The much vaunted elevated expressway project for the capital has been hitting one snag after another ever since its recommendation. One of the reasons is the lack of local expertise in this area. Once it so happened that the donor Japan International Cooperation Agency (JICA) set aside the fund allocation but could not release it because of the failure on the part of the recipient to submit the project proposal on completion of the necessary homework. Many of the donors in similar cases withdraw themselves from funding projects. Fortunately for Dhaka, the JICA was generous enough to extend the time by a year and the project is on now. But there is a clear indication that the Dhaka Mass Transit Company Limited (DMTCL) responsible for execution of the project finds itself in a quandary when it has to hire the services of different components from firms or companies through international tenders. Once utility lines laid only months before bogged down the whole project work of the metro rail over their shifting.
The latest hitch to embroil the metro rail project is the disinterest shown by international firms in one of the key components of the expressway. It concerns the development of electrical and management system of the 20.1-kilometre elevated track and stations. Of the 31 firms which initially showed their interest in the project by collecting documents, only four joint-venture Japanese firms pursued the matter for the follow-up. But on request to submit proposal, only one did and the other three stayed away. Now that there is no competitor, the lone firm is trying to take undue advantage of the DMTCL's awkward position. Already the project has run out of time and floating a fresh tender would kill further time. In a situation like this, completion of the project on schedule is most unlikely.

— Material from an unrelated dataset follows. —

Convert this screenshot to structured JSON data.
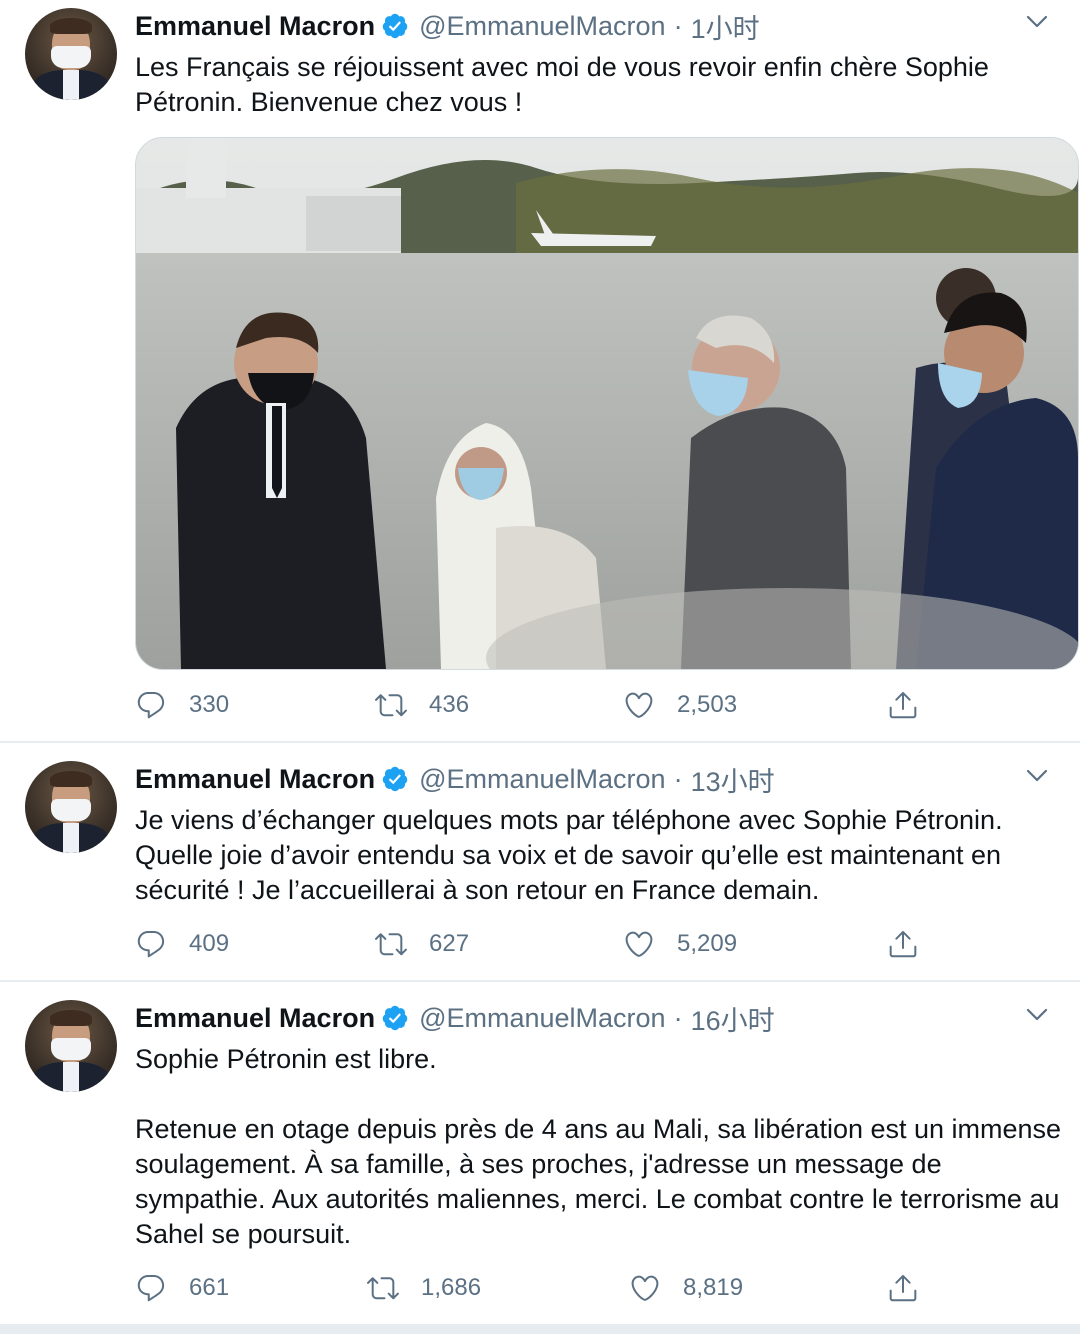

Apparently, it looks like a natural process but it is not. After several setbacks the project has suffered by this time, the management at the DMTCL should have been a little smarter. Deadlines for one or the other components of this project were run over several times. So the management had to initiate the launching of tenders much earlier in order to take a measure of the response. The initial hiccup should have been a lesson for it to make amend for the time lost. A mega project like this needed making detailed homework first and then taking up components as conveniently as possible to synchronise the work plan.
Delay in project implementation has almost become the rule of the day. Its attendant ills such as suffering of people as also cost overrun reach the highest taxing limit. But who cares? There is no instance where one of the flyovers or other mega projects like the Dhaka-Chittagong four-lane highway could be completed on schedule. True, at time technical glitches cause delays but otherwise in most cases it is done deliberately. The upward revision of allocation is so tempting that hardly a firm or company responsible for execution of the projects can resist it. Let such considerations not interfere with this project.